What I DO crave, however, is a date. Somone to make me feel special, make me feel safe, loved. Someone to take the strain when it all gets too much for me (like right now, for example) Someone with their own home, their own income, their own life, but still time for me.
So my theory is this: the longer you're single, particularly if the singledom is involuntary and a source of pain and/or anger, the less likely you are to want to go down the coupledom path again. And the more likely you are to want just casual flings. You really do get used to being alone, and the idea of having to go through all the compromise crap again is just horrible. I'm pretty sure I couldn't do it. I'm pretty sure there isn't a man on earth capable of putting up with me on a permanent basis (hell, I can barely put up with me...). Not even Johnny Depp.

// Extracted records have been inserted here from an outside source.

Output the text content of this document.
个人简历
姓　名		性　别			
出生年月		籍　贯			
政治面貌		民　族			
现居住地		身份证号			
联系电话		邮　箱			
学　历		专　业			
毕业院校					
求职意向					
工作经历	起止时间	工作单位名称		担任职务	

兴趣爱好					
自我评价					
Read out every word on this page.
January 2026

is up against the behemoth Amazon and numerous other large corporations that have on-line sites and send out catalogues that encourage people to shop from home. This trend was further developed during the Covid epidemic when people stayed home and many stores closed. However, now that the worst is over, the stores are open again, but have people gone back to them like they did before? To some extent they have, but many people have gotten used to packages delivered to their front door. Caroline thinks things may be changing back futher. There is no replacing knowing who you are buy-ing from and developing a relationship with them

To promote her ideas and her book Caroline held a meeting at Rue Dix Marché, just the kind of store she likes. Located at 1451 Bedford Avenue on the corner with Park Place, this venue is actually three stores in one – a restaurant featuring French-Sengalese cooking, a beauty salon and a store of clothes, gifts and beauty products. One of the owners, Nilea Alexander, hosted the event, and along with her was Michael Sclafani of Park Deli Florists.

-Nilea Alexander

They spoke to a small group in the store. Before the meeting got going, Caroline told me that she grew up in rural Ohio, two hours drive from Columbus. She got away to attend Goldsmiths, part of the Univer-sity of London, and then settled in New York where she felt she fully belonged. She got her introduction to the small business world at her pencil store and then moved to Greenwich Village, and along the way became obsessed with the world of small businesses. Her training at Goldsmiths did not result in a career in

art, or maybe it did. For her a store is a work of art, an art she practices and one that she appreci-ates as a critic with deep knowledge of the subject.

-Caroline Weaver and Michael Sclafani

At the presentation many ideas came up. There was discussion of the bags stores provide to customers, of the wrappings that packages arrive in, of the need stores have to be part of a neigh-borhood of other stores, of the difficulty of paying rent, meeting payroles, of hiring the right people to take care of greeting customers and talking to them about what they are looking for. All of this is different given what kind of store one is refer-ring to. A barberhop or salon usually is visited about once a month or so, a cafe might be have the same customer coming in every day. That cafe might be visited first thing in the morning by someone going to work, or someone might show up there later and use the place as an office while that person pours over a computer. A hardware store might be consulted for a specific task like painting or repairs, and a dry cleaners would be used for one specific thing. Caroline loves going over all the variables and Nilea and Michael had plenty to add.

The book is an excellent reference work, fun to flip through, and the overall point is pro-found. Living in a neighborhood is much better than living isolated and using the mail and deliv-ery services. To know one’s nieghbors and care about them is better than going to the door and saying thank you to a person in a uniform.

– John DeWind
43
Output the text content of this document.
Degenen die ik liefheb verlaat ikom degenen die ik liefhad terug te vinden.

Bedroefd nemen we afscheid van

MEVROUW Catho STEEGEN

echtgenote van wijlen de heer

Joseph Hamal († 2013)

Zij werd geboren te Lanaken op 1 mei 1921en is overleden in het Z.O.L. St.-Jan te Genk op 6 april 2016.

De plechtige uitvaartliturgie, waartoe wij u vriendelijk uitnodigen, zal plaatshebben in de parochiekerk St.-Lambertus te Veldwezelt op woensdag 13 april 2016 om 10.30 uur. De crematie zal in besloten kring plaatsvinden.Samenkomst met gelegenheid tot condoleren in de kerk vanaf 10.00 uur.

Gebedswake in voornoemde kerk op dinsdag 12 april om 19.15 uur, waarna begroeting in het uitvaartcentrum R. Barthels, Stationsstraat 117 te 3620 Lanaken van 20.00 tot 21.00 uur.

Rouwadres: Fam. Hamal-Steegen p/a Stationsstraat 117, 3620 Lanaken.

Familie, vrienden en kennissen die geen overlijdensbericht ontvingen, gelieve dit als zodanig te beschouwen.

The problem with this theory is that my pitiful "casual fling" and dating history makes it highly likely that this whole subject is a moot point. I'm more than likely never going to have any contact with a man ever again. Dating sites are out of the question - I don't want to meet "the perfect mate" or whatever vomit-inducing phrase these sites use. I also don't want to "pick up guys" (I never managed that when I was young, I certainly wouldn't now. And don't want to. Really.) So there's no solution. Well, other than having Johnny Depp just turn up on my doorstep and whisk me off on a hot, no-strings-attached date, that is.
The Shadoks claim that if there's no solution, there's no problem, but I disagree. This is, for me, a very real problem. I would very much like the company of an attractive, solvent, sane man (can you tell I've been burned?). Just not one that lives in my home or thinks I'm weird for eating porridge at 4 am. I would love to have a nice, attractive man wrap his arms around me and tell me all my troubles will disappear, but I don't want to be in a couple. I love my independence, I hate my loneliness.
Maybe a toy boy is the solution, but I doubt it. Really young men truly don't do it for me (remember, I teach students, so I see plenty of young men and they are like aliens to me - undesirable aliens) and I'm pretty much the anti-cougar (no seductive talents AT ALL).
So what can I do? Drool over Don Draper and Dr McDreamy? (Actually, McDreamy doesn't do it for me either; sometimes I prefer Dr Karev, sometimes I prefer Denny (except for the fact that he died)...) Wait for Johnny to split definitively from Vanessa (and make the leap of faith required to end up with me)? Live vicariously through others? Give up?
Clearly, the last solution is the easiest to put into action. But also the most depressing. Which is why I'm approaching tomorrow (actually, today now) with rocks in my heart and lead in my soul.
St Valen-effing-tine's Day.
Sod it.
Remind me to let the Nobel boys have my bank details. That money would at least keep the hounds from the door...
1 commentaire:
Actually, it is possible. That is my life. I live alone with my kids but have a partner who lives in his own place, is solvent and independent.
We are 'living apart together' as the phrase goes. Got together on the internet too. It can happen. Go for it.